Yesterday’s post has generated an interesting conversation on Facebook, so I’m going to write a little post here about how I did the research. [Also, for the record: I’m blurring a lot of stuff for now because some of these people are still alive, and just reasons. But I have the info, and I’m relatively confident in my assertions and will note when that’s not the case.]

Here’s the card I had to start with.

The information I had for sure was:

  • The author’s initials (H.E.)
  • The author resided in Stevens Point in 1922
  • The recipient’s address, at a rural route and box number in a township in Wisconsin about 90 miles away from Stevens Point
  • The recipient’s marital status and a very, very vague guess at her name (it looked like her first name started with E and her last with either R or K)

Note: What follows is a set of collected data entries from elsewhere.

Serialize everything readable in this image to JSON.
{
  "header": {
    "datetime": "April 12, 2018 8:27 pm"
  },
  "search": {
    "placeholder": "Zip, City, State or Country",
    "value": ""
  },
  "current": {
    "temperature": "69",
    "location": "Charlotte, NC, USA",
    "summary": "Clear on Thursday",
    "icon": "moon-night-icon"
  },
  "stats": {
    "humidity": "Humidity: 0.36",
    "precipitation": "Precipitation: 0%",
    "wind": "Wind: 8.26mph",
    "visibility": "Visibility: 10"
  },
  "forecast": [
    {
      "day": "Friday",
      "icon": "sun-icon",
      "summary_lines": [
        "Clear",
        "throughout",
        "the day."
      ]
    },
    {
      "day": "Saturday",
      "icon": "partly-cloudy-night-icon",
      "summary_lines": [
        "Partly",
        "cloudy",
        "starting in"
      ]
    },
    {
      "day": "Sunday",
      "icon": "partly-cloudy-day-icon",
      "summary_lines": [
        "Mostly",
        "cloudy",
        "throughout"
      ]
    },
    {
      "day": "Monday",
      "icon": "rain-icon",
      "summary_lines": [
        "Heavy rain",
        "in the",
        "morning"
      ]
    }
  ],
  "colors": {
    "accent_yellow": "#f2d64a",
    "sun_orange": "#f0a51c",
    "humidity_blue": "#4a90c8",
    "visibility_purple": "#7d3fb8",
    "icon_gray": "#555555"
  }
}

Things I concluded that were probably, but not definitely, facts:

  • H.E. was old enough to have married and moved out
  • H.E. grew up in the place her mother continued to live and therefore would have been on older census/other records
  • H.E. had a sister named Marie

I started out learning about the rural route, where it was, and if it had any other names (they often do). I like Historic Map Works as a source for old maps, but in this case they didn’t help all that much. So it was off to the 1920 and 1910 Census data I went. I love Steve Morse’s Enumeration District tools — he’s done the world an incredible favor with that page, and I’ve used it more than once to solve family mysteries. (His other research tools are impressive, too.) Basically, you use city/state data to figure out which pages of the census cover your areas. It’s still a lot of needle-in-haystack digging, but it takes it down to one haystack instead of a field full of them.

1910 Census for Family K.

So this was the long slog part of the research. I just started guessing. I worked through the relevant enumeration districts in the 1920 census, looking for families with last names starting with R or K, mothers’ names starting with E, and possibly daughters with initials H.E. or named Marie. I didn’t find any. So I started comparing families in the area in 1920 to families in the area in 1910, thinking that maybe H.E. and Marie had moved out before 1920.

Every time I found a potential family, I did a quick family tree research session for them to see what I could find. For example, if I found Leon Rutabaga and his wife Emily living on Highway 6 in 1910 with daughters Harriett and Marie, I then tried to find marriage records for a Harriett Rutabaga to a man who lived in Stevens Point by 1922. It’s a complicated back-and-forth between census records, city directories (Stevens Point — not their rural township!), and even newspaper records.

Finally, I found them. I got lucky, and they lived in the exact same place in both 1910 and 1920, so I could determine that Louis K. and his wife Emma had four kids in the 1910 census, and only two in 1920 — Helen and Mary had moved out by then.

So then I had a last name to work with, and things really sped up. I quickly found Helen K.’s obituary, which was extremely helpful. And from there it was just a downhill Ancestry.com project to fill out the whole family history. This town and this era has a lot online, so I was even able to find a picture of little Mildred Marie.

Interesting side note: this picture also includes my great-aunt Jeannette. So that’s two postcards off eBay that ended up tying into my own family!